Manufacturing and production companies have been challenged to improve their energy productivity by 20 per cent by 2030, as set out by the government’s Clean Growth Strategy.
Centrica’s report, Distributed Energy: Powering the future of industry, covers the UK’s major manufacturing and production activities such as steel, mining, chemicals, car manufacturing, machinery and food and drink production, which together account for one quarter of the UK’s electricity demand.
The research findings suggest that savings could be achieved by adopting distributed energy technology such as new heating and lighting, solar, Combined Heat and Power (CHP) and battery storage.
New energy monitoring technology can also help to identify inefficient processes.
The report also suggests that if 50 per cent of businesses in the sector took up energy technology improvements, Yorkshire’s productivity and growth could be boosted by £1.173bn GVA (Gross Value Added).
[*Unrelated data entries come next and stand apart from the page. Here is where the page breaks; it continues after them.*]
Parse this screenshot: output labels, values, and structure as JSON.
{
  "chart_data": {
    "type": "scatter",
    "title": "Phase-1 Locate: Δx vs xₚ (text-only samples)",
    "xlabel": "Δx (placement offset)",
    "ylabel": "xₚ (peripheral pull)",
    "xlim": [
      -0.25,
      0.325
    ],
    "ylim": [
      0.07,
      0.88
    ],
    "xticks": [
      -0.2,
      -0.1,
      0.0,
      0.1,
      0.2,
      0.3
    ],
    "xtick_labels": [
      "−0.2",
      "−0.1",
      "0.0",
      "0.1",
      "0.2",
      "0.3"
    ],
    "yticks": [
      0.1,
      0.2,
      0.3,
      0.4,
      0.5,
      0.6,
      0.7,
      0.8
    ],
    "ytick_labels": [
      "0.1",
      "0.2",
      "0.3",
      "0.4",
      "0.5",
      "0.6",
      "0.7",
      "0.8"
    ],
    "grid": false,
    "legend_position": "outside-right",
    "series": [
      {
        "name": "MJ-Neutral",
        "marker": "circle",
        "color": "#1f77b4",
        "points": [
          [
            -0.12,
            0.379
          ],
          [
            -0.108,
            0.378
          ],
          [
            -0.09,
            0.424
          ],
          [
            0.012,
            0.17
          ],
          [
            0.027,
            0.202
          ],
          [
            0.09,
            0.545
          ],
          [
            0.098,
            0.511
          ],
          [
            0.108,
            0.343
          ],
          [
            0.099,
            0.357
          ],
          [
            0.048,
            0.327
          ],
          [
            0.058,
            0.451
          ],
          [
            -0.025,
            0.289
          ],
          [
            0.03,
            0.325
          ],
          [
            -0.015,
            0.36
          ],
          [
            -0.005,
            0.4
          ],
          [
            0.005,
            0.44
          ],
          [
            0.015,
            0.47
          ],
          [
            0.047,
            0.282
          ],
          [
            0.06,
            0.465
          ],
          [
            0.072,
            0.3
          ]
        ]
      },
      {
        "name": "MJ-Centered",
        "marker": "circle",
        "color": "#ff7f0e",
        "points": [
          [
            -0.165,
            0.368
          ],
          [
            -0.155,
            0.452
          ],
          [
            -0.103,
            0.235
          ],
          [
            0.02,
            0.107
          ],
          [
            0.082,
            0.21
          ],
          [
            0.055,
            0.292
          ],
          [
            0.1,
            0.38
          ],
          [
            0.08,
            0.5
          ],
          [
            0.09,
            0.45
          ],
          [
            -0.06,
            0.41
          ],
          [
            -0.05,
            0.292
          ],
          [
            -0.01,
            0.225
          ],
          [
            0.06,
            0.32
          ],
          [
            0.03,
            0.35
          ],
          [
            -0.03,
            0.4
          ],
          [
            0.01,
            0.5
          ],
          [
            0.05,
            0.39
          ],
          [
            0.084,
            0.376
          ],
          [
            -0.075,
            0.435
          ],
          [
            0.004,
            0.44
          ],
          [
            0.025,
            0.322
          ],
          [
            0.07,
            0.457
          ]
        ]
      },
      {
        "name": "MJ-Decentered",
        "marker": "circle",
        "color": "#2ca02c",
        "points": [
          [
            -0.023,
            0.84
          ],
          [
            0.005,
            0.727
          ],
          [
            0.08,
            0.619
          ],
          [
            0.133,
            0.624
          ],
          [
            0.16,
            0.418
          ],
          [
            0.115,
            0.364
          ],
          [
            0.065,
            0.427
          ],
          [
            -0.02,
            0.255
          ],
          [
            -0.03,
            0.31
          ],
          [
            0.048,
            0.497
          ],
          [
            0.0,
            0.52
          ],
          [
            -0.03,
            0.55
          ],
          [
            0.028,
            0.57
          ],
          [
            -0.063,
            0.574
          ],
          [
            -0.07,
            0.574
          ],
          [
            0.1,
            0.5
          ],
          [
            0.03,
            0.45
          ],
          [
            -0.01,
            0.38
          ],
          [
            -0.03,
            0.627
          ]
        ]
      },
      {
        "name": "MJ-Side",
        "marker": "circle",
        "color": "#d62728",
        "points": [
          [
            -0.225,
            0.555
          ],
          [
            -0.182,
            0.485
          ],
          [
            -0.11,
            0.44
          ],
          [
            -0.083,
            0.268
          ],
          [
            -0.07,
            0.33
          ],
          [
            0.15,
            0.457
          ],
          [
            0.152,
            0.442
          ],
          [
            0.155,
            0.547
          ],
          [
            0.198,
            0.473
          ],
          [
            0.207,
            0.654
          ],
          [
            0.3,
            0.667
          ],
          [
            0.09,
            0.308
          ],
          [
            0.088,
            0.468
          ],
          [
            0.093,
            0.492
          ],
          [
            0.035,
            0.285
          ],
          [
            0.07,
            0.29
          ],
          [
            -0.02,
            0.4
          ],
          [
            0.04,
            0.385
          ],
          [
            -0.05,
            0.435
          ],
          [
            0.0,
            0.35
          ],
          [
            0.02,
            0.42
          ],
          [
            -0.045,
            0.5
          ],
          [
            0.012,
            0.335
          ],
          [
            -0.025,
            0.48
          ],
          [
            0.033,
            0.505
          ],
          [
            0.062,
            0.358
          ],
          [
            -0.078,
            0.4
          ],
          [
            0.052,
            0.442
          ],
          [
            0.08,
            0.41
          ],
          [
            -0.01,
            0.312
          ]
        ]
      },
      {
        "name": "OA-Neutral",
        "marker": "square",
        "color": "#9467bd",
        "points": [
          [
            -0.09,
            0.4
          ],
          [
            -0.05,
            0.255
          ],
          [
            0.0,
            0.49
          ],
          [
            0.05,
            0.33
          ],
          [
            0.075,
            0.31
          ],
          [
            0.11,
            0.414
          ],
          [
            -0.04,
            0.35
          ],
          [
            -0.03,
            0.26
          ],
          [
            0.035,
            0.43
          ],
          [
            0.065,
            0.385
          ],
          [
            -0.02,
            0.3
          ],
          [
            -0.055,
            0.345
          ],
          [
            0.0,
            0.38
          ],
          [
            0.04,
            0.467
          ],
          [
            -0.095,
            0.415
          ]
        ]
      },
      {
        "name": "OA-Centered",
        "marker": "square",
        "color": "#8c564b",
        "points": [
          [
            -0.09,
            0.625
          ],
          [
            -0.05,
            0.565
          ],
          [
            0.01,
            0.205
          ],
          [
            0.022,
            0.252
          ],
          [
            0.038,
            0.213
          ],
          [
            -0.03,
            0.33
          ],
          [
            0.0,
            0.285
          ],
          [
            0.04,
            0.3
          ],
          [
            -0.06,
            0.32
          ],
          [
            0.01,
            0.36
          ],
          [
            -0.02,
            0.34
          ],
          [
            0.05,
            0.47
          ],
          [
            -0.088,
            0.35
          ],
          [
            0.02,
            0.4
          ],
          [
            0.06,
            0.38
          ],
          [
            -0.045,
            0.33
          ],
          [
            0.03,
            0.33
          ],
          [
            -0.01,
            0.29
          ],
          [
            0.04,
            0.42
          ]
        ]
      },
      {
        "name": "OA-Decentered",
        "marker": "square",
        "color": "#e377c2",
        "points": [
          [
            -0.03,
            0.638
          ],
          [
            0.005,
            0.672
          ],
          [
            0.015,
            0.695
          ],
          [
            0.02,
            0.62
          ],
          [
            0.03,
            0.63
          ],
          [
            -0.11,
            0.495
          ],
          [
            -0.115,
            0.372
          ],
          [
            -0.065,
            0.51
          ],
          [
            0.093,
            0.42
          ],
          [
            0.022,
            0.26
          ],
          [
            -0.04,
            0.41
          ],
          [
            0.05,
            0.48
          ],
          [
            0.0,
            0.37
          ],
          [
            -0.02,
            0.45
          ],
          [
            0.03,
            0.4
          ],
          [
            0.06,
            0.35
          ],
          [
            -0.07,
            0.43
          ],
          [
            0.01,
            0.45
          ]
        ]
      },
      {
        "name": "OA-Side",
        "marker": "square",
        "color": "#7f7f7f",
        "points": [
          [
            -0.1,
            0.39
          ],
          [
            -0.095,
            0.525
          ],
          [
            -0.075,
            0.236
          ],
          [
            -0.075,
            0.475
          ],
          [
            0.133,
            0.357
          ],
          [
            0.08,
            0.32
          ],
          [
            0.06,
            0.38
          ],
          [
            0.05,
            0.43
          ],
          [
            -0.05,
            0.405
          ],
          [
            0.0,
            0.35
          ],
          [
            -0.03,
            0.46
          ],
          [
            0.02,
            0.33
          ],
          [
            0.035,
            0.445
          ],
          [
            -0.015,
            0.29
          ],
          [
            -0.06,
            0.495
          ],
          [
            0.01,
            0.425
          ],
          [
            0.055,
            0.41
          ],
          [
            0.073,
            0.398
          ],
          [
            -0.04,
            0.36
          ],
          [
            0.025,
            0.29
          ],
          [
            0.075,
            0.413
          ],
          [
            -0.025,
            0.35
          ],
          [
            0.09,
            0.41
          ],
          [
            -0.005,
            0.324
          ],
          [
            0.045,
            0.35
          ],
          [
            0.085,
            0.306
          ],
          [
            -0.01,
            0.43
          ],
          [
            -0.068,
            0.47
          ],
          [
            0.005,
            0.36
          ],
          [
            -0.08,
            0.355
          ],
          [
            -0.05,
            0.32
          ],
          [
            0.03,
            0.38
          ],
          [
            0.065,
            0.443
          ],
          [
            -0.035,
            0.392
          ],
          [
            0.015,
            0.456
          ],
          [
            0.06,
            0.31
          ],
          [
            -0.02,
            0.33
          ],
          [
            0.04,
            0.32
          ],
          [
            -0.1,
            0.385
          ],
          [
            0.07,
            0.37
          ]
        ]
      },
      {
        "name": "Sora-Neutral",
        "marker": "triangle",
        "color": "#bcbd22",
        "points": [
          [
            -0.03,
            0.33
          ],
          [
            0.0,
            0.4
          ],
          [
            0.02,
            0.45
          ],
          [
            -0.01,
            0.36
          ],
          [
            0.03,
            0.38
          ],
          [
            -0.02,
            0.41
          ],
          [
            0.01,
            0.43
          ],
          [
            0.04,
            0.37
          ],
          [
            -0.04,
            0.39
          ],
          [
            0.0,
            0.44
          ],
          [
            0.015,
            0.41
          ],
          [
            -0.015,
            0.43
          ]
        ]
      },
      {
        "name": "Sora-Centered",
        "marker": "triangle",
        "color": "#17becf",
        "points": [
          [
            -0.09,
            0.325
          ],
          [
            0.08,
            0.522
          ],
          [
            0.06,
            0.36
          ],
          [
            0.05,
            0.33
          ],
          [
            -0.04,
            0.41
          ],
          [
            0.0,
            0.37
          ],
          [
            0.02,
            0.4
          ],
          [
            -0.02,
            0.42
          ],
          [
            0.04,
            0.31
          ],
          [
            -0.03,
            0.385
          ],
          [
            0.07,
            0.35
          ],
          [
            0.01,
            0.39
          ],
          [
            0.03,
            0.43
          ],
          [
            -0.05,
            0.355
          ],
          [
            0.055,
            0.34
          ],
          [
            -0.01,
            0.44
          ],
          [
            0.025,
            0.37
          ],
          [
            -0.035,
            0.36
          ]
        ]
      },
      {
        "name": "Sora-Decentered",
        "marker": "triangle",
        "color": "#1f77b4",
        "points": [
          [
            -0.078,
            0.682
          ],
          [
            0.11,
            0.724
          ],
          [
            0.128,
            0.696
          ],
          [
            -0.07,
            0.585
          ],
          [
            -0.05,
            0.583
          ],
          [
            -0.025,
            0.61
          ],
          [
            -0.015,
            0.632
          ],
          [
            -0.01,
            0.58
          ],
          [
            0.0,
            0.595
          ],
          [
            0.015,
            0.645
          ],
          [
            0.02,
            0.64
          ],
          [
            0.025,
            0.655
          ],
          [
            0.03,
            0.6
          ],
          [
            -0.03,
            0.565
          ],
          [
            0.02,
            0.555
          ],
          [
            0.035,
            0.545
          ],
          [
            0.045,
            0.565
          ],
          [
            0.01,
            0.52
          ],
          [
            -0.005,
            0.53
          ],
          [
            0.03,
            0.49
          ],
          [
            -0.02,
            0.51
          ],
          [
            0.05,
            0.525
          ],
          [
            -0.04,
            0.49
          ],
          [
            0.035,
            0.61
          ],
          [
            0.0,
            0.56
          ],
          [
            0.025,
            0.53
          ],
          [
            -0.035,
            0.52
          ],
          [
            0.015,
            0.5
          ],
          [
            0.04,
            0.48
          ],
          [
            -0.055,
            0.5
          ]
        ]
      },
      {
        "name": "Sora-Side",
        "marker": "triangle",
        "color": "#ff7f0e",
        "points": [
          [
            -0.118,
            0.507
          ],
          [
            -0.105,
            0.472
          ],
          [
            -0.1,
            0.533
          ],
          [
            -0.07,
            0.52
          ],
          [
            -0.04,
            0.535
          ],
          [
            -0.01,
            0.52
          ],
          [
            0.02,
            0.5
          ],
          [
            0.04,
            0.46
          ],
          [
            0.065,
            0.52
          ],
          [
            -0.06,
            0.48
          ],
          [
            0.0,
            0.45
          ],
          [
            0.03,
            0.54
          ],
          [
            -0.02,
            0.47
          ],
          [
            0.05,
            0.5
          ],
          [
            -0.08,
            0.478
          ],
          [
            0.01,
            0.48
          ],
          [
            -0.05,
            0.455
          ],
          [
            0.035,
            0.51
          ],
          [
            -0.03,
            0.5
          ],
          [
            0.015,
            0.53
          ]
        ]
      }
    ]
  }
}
Jorge Pikunic, managing director at Centrica Business Solutions, said: “In 2017, the UK industrial sector used 92 million megawatt hours of energy. As well as being a staggering statistic, I believe this is also a clear signal of the opportunity for industrial organisations across Yorkshire to play their part in the changing energy landscape, while also unlocking the potential of energy to ensure the UK’s position in the global marketplace.”
Mr Pikunic added: “By exploiting the energy technology of the 21st century, the city’s industrial sector can inspire a new revolution and help secure business advantage – a particularly important opportunity for the UK as it adapts to life outside the European Union.”